Novelty of the Methodology: The paper positions ExVideo as an innovative approach to extend video generation models. However, the methodology described does not appear to introduce any novel techniques but rather builds upon existing model architectures. The paper could benefit from a more detailed discussion of how ExVideo differs from and improves upon current state-of-the-art methods.
Clarity on Training and Inference Algorithm: The paper lacks a clear and detailed explanation of the exact algorithms used for training and inference of longer videos. The process by which the extended temporal modules are integrated and the specifics of the post-tuning process are not explicitly outlined. The authors should provide a more detailed description of these processes to ensure that the paper is accessible to readers who may wish to build upon this work.
问题
Scalability: How does ExVideo perform as the model scales up in terms of complexity and the number of parameters? Are there any limitations to the model's scalability?
Model Limitations: The paper mentions that the extended Stable Video Diffusion struggles with accurately synthesizing human portraits. Could the authors elaborate on the nature of these issues and any potential solutions or workarounds?
Dataset Diversity: Are there plans to train ExVideo on other datasets to evaluate its robustness across different video content?

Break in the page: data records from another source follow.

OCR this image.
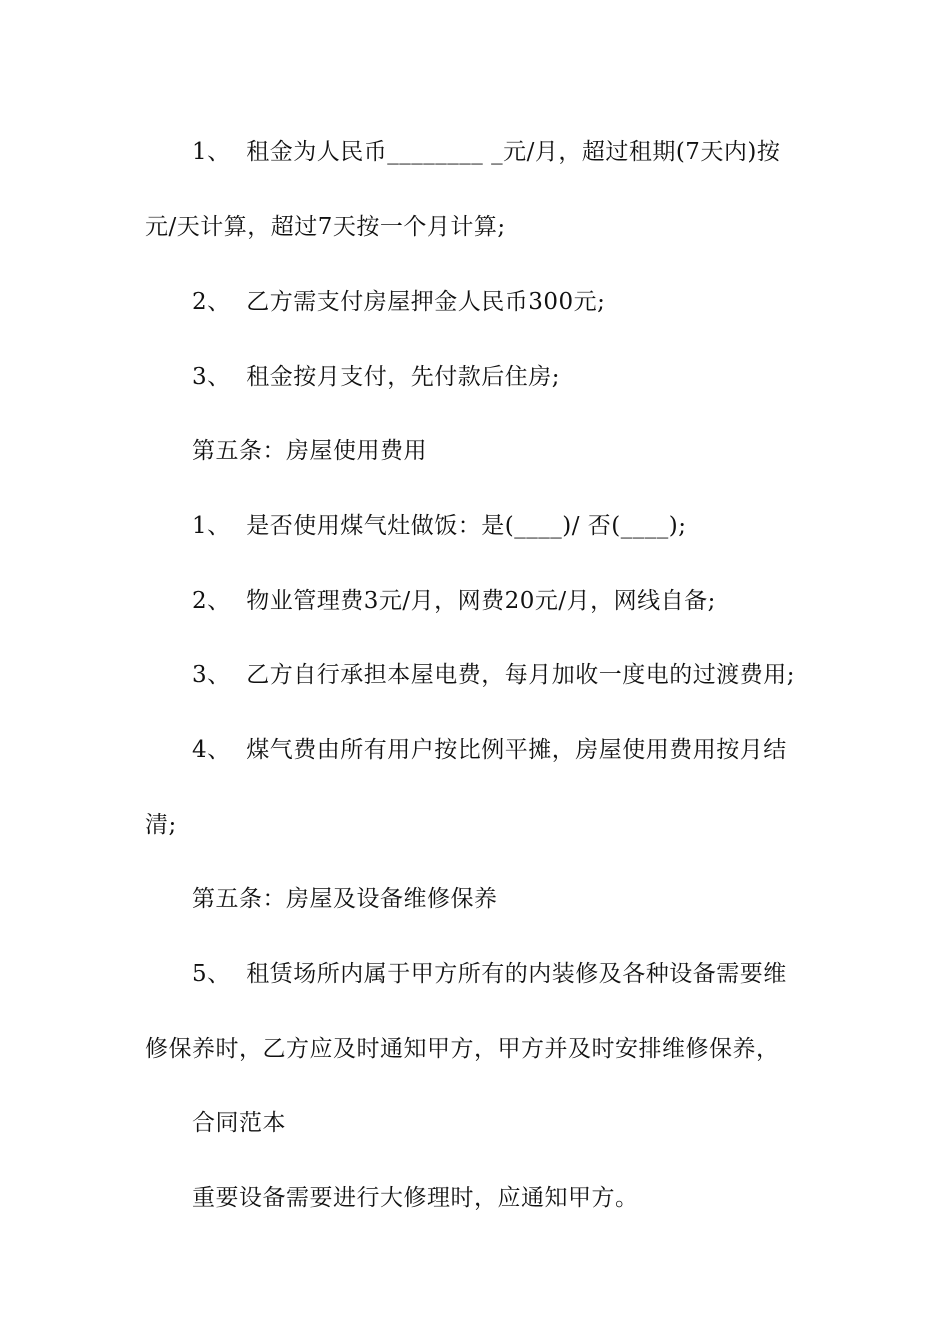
1、  租金为人民币________ _元/月，超过租期(7天内)按
元/天计算，超过7天按一个月计算;
2、  乙方需支付房屋押金人民币300元;
3、  租金按月支付，先付款后住房;
第五条：房屋使用费用
1、  是否使用煤气灶做饭：是(____)/ 否(____);
2、  物业管理费3元/月，网费20元/月，网线自备;
3、  乙方自行承担本屋电费，每月加收一度电的过渡费用;
4、  煤气费由所有用户按比例平摊，房屋使用费用按月结
清;
第五条：房屋及设备维修保养
5、  租赁场所内属于甲方所有的内装修及各种设备需要维
修保养时，乙方应及时通知甲方，甲方并及时安排维修保养，
合同范本
重要设备需要进行大修理时，应通知甲方。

This paper introduces a post-tuning method to enhance current video generation models, allowing them to produce longer videos with lower training costs. It leverages 3D convolution layers and temporal attention, enabling the video generation up to 5 times longer than the original length without compromising quality.
优点
-
The writing is excellent—clean, clear, and concise.
-
Most current video generation methods demand substantial computational resources for training. However, this post-tuning method requires significantly fewer resources, such as 8 A100 GPUs for just one week.
缺点
-
My major concern is the novelty. The proposed methods extends the original SVD by adding an identity 3D convolution layers in the temporal block. The technique novelty is limited.
-
The experiments are not comprehensive. (a) For the user study. The authors only compared with SVD. Authors should compare with more methods. (b) I am a little confused of the user study setting. SVD generate videos with 25 frames, while ExSVD generates videos with 128 frames. Users can easily find the video generated by the new method. Is it a fair comparison? (c) I have the same concerns of the results on VBench. How many frames does the ExSVD generate? Other methods, e.g. SVD, Kling, generate short videos. Are these evaluation metrics also sentensive to the number of frames?
Minor.
- Table 2 only labels the best result in the total score column as bolden. The authors should label more results.
问题
Please refer to the weakness section.
Reviewers unanimously recommend rejection of the paper, citing lack of novelty, clarity in presentation, lack of comparisons, among other things.
Authors did not participate in discussion phase, and as such, the initial scores persist.
There are a handful of good bits of feedback for improving the current manuscript in the provided reviews, we encourage the authors to revise their manuscript and re-submit.
审稿人讨论附加意见
Reviews began negative and remained negative due to a lack of rebuttal.
Reject